British fmr. army major Robert Campbell was accused of drowning a suspected looter in Iraq, Saeed Radhi Shabram, in a river at gunpoint in Basra in 2003. However, he has been exonerated due to a lack of “reliable evidence”, following a 17-year-long investigation, UK judge Baroness Hallett concluded in a report published on Thursday.
“I have concluded that there is clear evidence of collusion and possibly a conspiracy on the part of some Iraqi civilians to pervert the course of justice and the collusion/conspiracy likely began on the day Shabram died,” Hallett wrote in her report. “The aim was to achieve justice for Shabram.”
In 2003, the UK Royal Military Police launch an investigation into Campbell after he allegedly forced suspected looters Shabram and Munem Auda to sink into a waterway in Basra at gunpoint, resulting in Shabram's death; Auda survived the incident. Since 2003, seven probes of the case have cleared the British soldier of any wrongdoing, according to The Sun.

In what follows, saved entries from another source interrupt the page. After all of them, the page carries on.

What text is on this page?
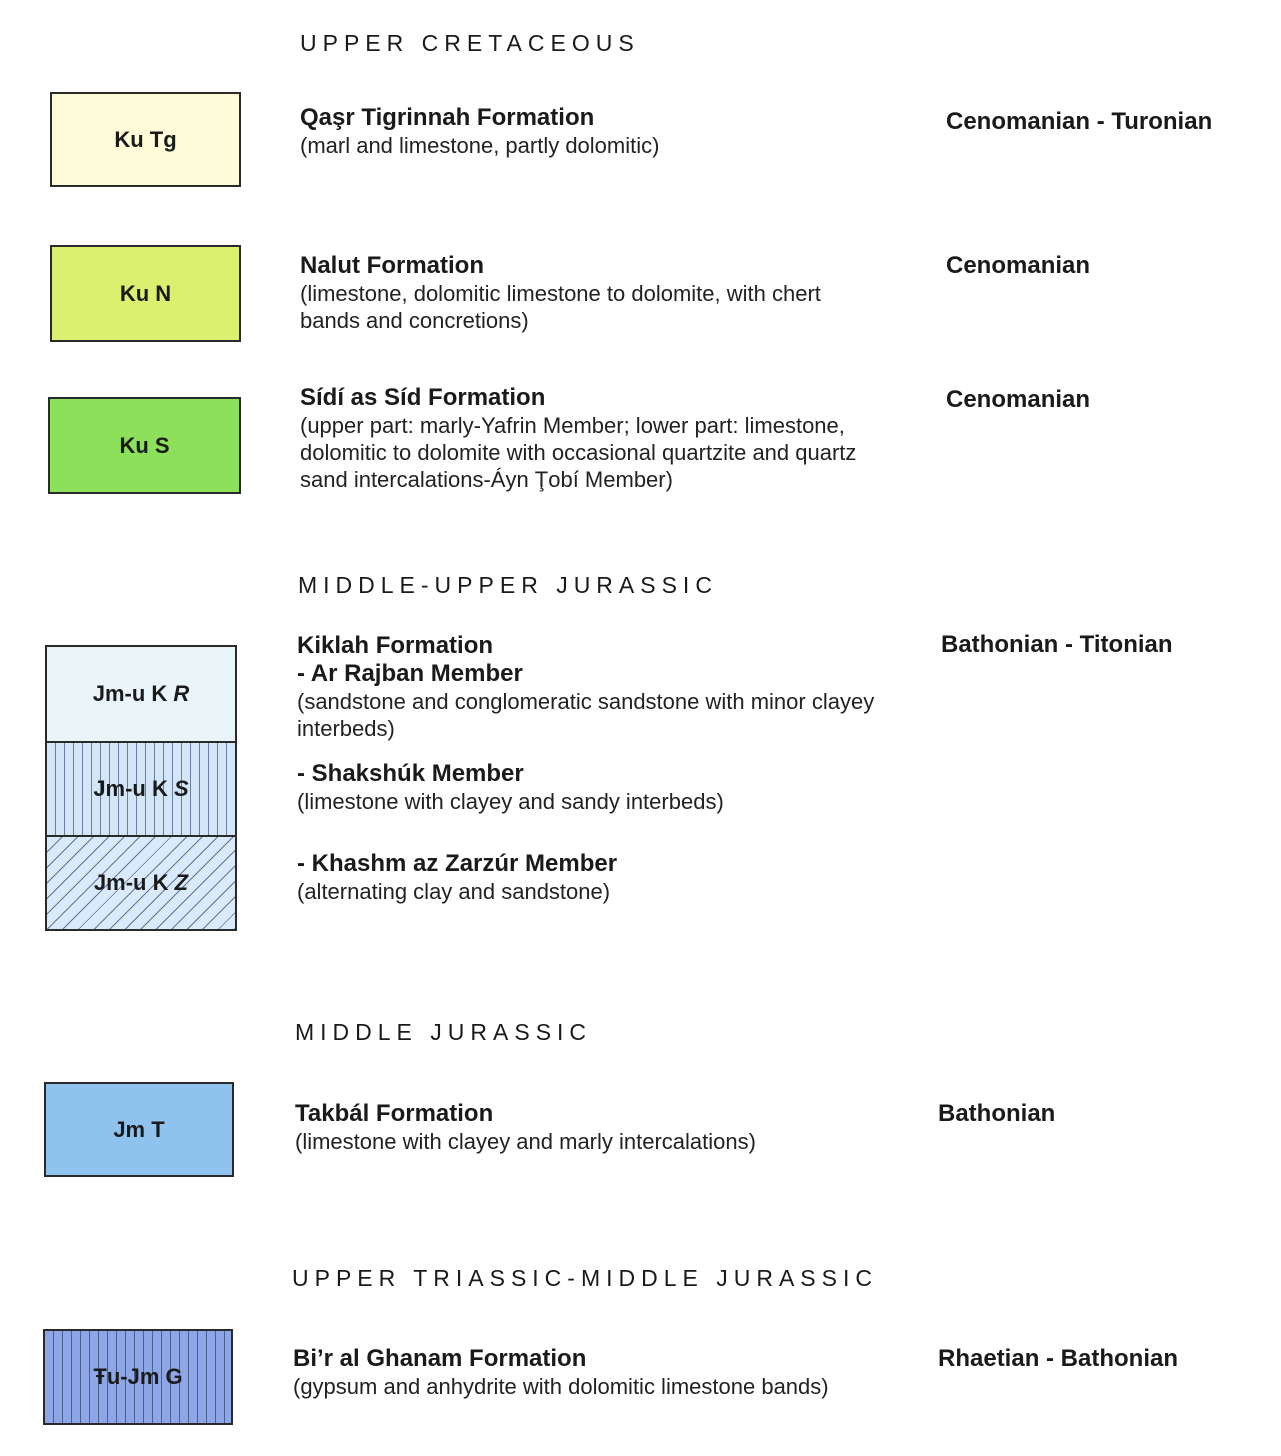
UPPER CRETACEOUS
Ku Tg
Qaşr Tigrinnah Formation
(marl and limestone, partly dolomitic)
Cenomanian - Turonian
Ku N
Nalut Formation
(limestone, dolomitic limestone to dolomite, with chert bands and concretions)
Cenomanian
Ku S
Sídí as Síd Formation
(upper part: marly-Yafrin Member; lower part: limestone, dolomitic to dolomite with occasional quartzite and quartz sand intercalations-Áyn Ţobí Member)
Cenomanian
MIDDLE-UPPER JURASSIC
Jm-u K R
Jm-u K S
Jm-u K Z
Kiklah Formation
- Ar Rajban Member
(sandstone and conglomeratic sandstone with minor clayey interbeds)
Bathonian - Titonian
- Shakshúk Member
(limestone with clayey and sandy interbeds)
- Khashm az Zarzúr Member
(alternating clay and sandstone)
MIDDLE JURASSIC
Jm T
Takbál Formation
(limestone with clayey and marly intercalations)
Bathonian
UPPER TRIASSIC-MIDDLE JURASSIC
Ŧu-Jm G
Bi’r al Ghanam Formation
(gypsum and anhydrite with dolomitic limestone bands)
Rhaetian - Bathonian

Baroness Hallett suggested that the two men likely “jumped or fell into the water” in a bid to avoid punishment and that Campbell had brought them to the location near the river in order to “secure the services of an interpreter, who was fishing”.
“It is most likely that they jumped or fell into the water in the process of trying to escape what they believed would be dire punishment for looting,” the judge said. “There is not therefore anything suspicious in his moving Auda and Shabram towards the water.”
In 2018, Major Robert Campbell was awarded a good conduct medal. It was reported that the former soldier returned the medal, along with other medals, to the Queen in protest of the treatment he received form the UK Ministry of Defence following the allegations.